The Daily Tar Heel at UNC-Chapel Hill approached its readers differently, with a gag not as obvious as some others, and published a fake editorial on the back page. And just in case readers didn’t get the joke upon reading it, the editorial concluded with “Editor’s Note: April Fools. This one is fake, in case you didn’t guess. The others are real, though!” This joke addressed the reader directly to avoid misinterpretation, didn’t mention any individuals by name, and effectively exaggerated an issue with just a hint of humor.

Mad Libs on the op-ed page

My favorite word game as a child was Mad Libs. I still remember filling in the blanks with nouns, adjectives and adverbs to create crazy stories.

This column in The News & Observer gave me a flashback to those times. The writer argues that President Barack Obama is an ideologue who will stop at nothing to win politically. It could have easily been written from the opposite point of view by changing a few key words. Here’s the lead:

Congress has passed Barrack [sic] Obama’s signature issue — health care reform. After a year of stops and starts, imposed deadlines and rancorous debate, President Obama and his allies will have prevailed.
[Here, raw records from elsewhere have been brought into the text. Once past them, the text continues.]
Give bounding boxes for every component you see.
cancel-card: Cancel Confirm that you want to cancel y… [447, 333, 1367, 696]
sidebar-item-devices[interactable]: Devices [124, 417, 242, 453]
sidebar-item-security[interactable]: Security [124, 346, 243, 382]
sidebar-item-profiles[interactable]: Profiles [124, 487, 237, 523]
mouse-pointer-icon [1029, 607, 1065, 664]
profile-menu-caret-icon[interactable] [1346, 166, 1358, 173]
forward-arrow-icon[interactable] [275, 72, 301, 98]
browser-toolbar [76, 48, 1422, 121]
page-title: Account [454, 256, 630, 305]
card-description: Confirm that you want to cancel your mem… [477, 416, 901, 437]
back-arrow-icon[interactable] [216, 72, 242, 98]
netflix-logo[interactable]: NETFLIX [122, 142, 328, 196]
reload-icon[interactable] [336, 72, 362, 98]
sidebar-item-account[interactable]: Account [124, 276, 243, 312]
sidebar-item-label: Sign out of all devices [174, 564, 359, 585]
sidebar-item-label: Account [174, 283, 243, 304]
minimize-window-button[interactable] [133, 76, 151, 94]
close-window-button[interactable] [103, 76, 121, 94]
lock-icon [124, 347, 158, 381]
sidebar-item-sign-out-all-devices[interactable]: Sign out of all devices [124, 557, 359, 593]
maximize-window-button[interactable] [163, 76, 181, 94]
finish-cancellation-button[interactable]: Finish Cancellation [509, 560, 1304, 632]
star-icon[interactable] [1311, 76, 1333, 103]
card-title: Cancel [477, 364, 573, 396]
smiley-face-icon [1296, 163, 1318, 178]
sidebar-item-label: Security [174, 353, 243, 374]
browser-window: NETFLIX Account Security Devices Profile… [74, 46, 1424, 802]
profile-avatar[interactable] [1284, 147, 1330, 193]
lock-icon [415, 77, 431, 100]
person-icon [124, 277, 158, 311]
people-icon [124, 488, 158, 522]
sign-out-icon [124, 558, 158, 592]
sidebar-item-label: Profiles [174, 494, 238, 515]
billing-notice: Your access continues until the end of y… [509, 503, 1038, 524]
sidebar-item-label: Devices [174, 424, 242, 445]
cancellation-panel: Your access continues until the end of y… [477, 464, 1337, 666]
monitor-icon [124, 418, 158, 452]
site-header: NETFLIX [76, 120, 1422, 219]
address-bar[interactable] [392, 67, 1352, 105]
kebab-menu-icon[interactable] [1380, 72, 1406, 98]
Let’s go back to the fall of 2002 and rewrite this lead, with a wink at Mad Libs:

Congress has passed George W. Bush’s signature issue — authorization to go war with Iraq. After a year of stops and starts, imposed deadlines and rancorous debate, President Bush and his allies will have prevailed.

The op-ed piece goes on:

Conservatives and Republicans who underestimate Obama do so at their own electoral peril. Unlike Carter, Obama is a true believer, who understands that transforming policy translates into votes and a citizenry that is more reliant on the federal government.

Here’s the Mad Libs version:

Liberals and Democrats who underestimate Bush do so at their own electoral peril. Unlike his father, Bush is a true believer who understands that transforming policy translates into votes and a citizenry that is more reliant on the federal government.

And later:

To compete and to win in 2010 Republicans and conservatives must outline and define what Obama has in store for this nation. And that is the remaking of the nation as we have known it from its inception. We cannot count on a bad economy to propel us to a majority, or outrage over the health care bill.

The Mad Libs version:

To compete and to win in 2004, Democrats and progressives must outline and define what Bush has in store for this nation. And that is the remaking of the nation as we have known it from its inception. We cannot count on a bad economy to propel us to a majority, or outrage over the Iraq war.

And so on. The problem with such columns is that they state the obvious: Politicians play to win; their opponents underestimate them, etc.

If an op-ed piece can so easily get the Mad Libs treatment, it probably isn’t worth publishing.